La récupération physique s’est avérée être la partie la plus facile. C’était le défi mental par la suite, cela a eu un impact sur Monk. Trente-sept jours après ce qu’il appelle «l’incident», Monk est retourné sur la piste. Lors de son premier jour de retour, il a parcouru 22 miles et a bien dormi. À cette époque de l’année, la plus grande partie de la neige avait fondu. Le lendemain matin, Monk a rencontré sa première traversée de rivière depuis sa chute.

Auparavant, dit Monk, il aurait sauté et sauté par-dessus les rochers sans réfléchir à deux fois. Mais il a considéré ses côtes, pas encore complètement fusionnées, et l’avertissement de sa compagnie d’assurance voyage que le prochain accident impliquant les côtes 11 et 12 ne serait pas couvert. Une roche ou une bûche glissante pourrait encore mettre fin aux choses.

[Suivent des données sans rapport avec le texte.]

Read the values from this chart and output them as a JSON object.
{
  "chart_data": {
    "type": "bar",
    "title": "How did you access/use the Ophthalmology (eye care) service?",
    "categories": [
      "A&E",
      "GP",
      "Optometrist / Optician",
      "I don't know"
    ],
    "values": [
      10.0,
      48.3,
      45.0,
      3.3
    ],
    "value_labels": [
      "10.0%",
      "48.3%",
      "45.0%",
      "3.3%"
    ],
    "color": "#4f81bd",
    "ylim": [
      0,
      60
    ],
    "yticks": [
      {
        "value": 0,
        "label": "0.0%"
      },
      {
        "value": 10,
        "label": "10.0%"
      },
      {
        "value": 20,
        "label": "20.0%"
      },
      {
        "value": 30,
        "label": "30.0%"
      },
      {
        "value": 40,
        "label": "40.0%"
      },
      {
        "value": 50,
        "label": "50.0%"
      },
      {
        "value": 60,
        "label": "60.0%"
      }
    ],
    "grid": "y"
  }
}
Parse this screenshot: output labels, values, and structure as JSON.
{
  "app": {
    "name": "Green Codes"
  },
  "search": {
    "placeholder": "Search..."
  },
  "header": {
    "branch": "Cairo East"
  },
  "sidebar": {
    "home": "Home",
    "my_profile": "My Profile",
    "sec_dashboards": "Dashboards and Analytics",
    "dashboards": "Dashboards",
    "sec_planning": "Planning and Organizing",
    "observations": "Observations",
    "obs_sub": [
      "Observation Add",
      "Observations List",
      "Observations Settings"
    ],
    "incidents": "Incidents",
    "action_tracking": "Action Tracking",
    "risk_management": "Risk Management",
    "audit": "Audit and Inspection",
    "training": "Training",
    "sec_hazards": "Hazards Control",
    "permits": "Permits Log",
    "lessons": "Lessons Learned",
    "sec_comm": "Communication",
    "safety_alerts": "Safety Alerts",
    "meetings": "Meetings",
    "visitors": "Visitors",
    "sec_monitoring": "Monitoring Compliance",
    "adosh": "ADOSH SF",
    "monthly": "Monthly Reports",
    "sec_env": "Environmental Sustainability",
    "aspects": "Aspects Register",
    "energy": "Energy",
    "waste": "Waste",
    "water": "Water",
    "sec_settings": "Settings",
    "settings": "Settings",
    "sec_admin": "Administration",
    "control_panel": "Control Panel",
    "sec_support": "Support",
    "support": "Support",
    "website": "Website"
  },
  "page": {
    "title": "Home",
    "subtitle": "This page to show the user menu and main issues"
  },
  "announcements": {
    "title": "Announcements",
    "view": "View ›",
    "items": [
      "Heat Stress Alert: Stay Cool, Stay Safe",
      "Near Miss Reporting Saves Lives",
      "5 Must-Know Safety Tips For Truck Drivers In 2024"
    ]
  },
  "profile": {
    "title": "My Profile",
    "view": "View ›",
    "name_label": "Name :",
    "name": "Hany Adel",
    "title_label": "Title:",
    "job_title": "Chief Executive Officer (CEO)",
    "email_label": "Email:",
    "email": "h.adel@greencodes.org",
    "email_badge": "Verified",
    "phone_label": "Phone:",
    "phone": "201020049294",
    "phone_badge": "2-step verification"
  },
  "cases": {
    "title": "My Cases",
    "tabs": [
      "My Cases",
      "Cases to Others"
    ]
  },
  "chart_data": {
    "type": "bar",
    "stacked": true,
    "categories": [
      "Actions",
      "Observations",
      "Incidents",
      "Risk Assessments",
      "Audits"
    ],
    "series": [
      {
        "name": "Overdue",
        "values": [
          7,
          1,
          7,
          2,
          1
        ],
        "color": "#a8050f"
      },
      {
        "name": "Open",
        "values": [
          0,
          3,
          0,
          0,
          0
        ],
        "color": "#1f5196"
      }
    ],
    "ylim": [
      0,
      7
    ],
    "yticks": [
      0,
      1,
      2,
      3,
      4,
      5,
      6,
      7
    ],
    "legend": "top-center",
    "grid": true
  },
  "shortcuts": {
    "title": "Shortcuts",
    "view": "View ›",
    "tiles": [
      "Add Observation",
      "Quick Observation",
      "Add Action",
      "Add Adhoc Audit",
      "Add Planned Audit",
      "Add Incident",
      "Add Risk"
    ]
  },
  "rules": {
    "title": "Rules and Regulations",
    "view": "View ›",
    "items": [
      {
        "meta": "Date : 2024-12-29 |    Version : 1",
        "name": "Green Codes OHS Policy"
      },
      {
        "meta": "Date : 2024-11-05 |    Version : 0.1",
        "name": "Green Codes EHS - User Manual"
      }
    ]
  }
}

«Lors de cette toute première traversée, mon cœur battait la chamade», dit-il. À chaque traversée de rivière et de neige après, la peur a refait surface. Mais Monk était déterminé à finir, même si la piste lui prenait deux fois plus de temps qu’avant.

«Au fil des jours et des kilomètres, j’ai construit ma confiance», dit-il. «Mon conseil à quiconque est confronté à ce même défi est de faire face à cette peur et de se remettre en selle.» Le 31 août, deux mois après la chute, Monk a atteint le terminus nord du PCT.

Mis à part les barrières mentales et physiques, Monk dit qu’il n’aurait pas pu récupérer sans l’encouragement des autres. Cela inclut sa femme, Annie, qui lui a apporté son plein soutien. Cela inclut son médecin qui s’occupe de sa guérison. Cela comprend les étrangers qui lui ont fait faire un trajet depuis l’aéroport et un endroit pour dormir la nuit avant son retour sur le sentier. Cela comprend notamment les deux randonneurs qui l’ont trouvé blessé et sont restés à ses côtés pendant cette nuit agitée à attendre les sauveteurs et l’équipe de secours qui ont retrouvé ses lunettes et l’ont transporté par avion à l’hôpital.

«Vous ne pouvez pas faire cela par vous-même», dit Monk. «Vous ne pouvez pas réussir à parcourir un sentier de 2600 milles sans le soutien et l’amour de la famille, des amis et des étrangers.»

Monk envisage de faire de la randonnée Sentier de division continental en 2022 pour atteindre son objectif de devenir Triple Crowner, cette fois-ci, il sera accompagné d’un ami. En savoir plus sur sa randonnée 2019 dans son nouveau livre, Whistler’s Way: une aventure Thru-Hikers sur le sentier Pacific Crest.